Crioceras is an extinct cephalopod genus belonging to the subclass Ammonoidea and included in the family Crioceratidae of the ammonitid superfamily Ancylocerataceae.



 

  

Ammonites are a form of ammonoid distinguished by their complex suture lines. They were abundant and diverse in the seas of the Mesozoic Era, and they evolved very rapidly to produce a number of species and genera. After a decline in diversity during the late Cretaceous period, ammonites become extinct at the same time as other marine groups, such as Belemnites, and terrestrial groups, such as dinosaurs.

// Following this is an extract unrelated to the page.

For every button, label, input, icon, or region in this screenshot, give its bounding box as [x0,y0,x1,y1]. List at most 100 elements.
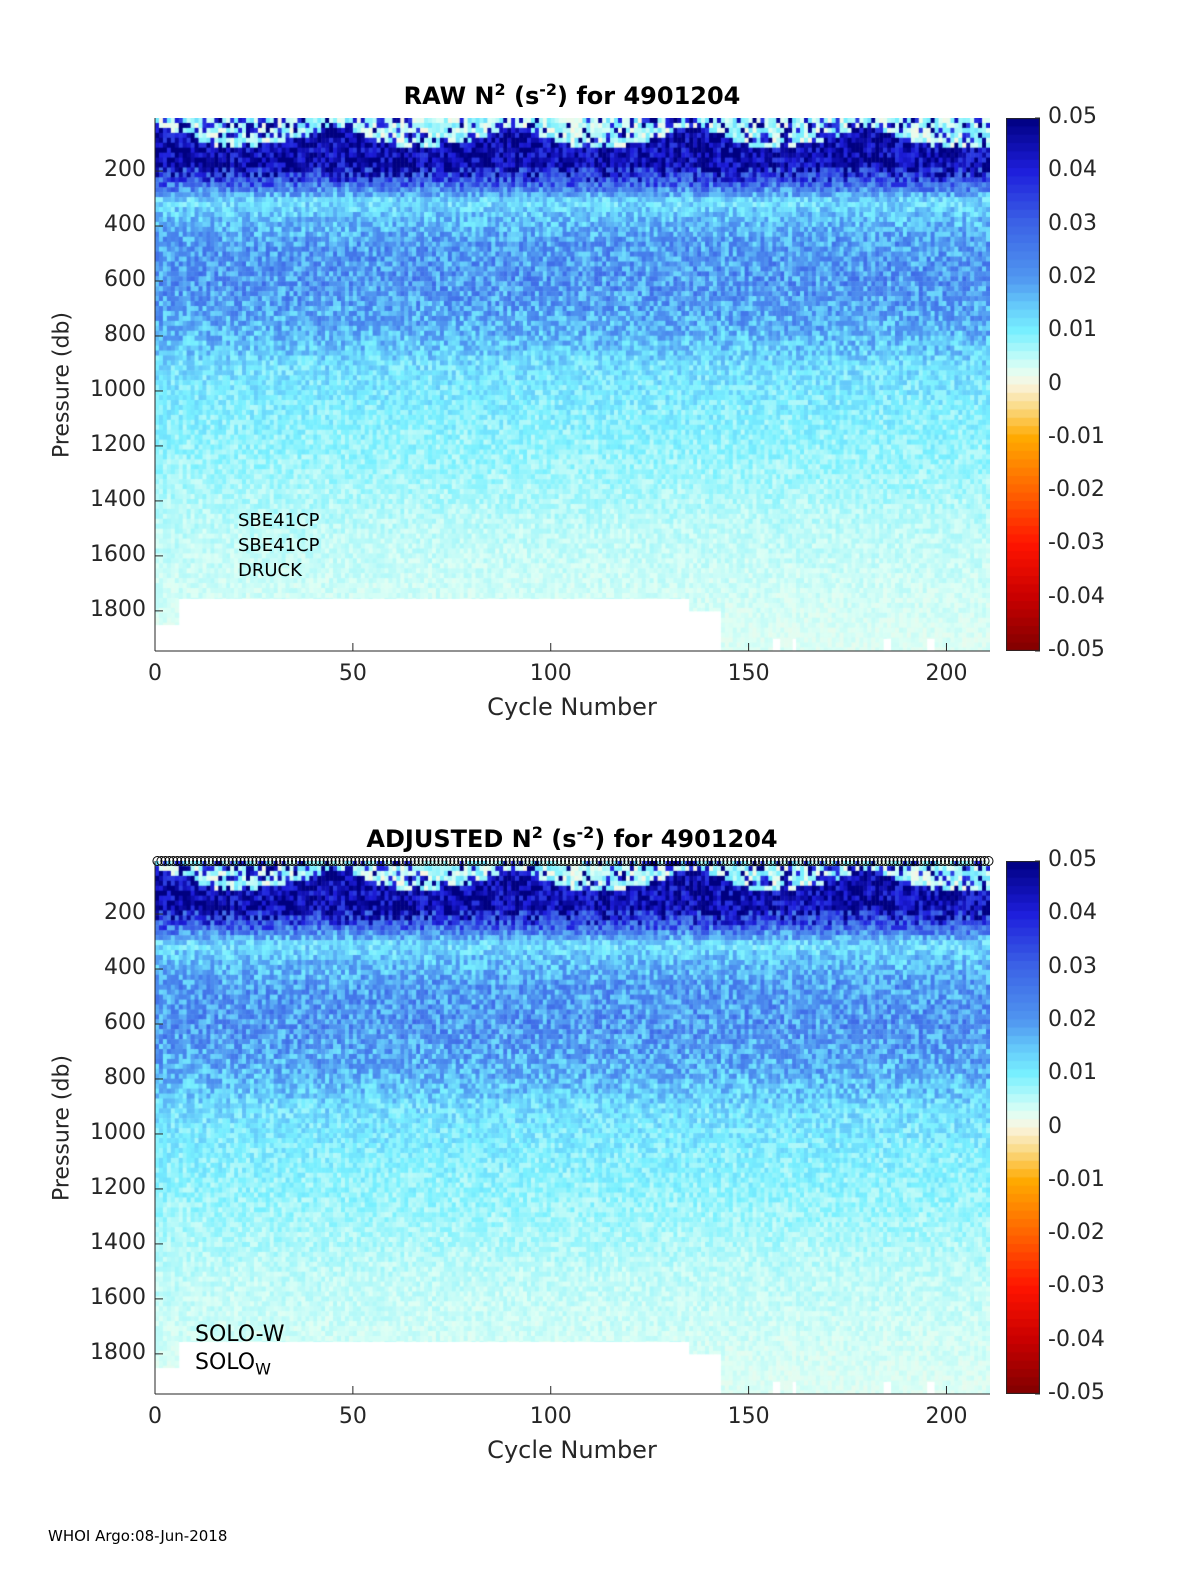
qc-marker [346,856,357,866]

Ammonites were free swimming creatures distantly related to squid and octopuses. Like these modern relatives they would have been predators, catching prey with their long tentacles. Their shell was divided up into chambers filled with liquid and gas, which kept them buoyant in the water, much in the same way as a submarine. They can be preserved in a number of different ways.


Ammonites first appeared around 400 million years ago and became a very successful group of animals, dying out around the same time as the dinosaurs about 65 million years ago.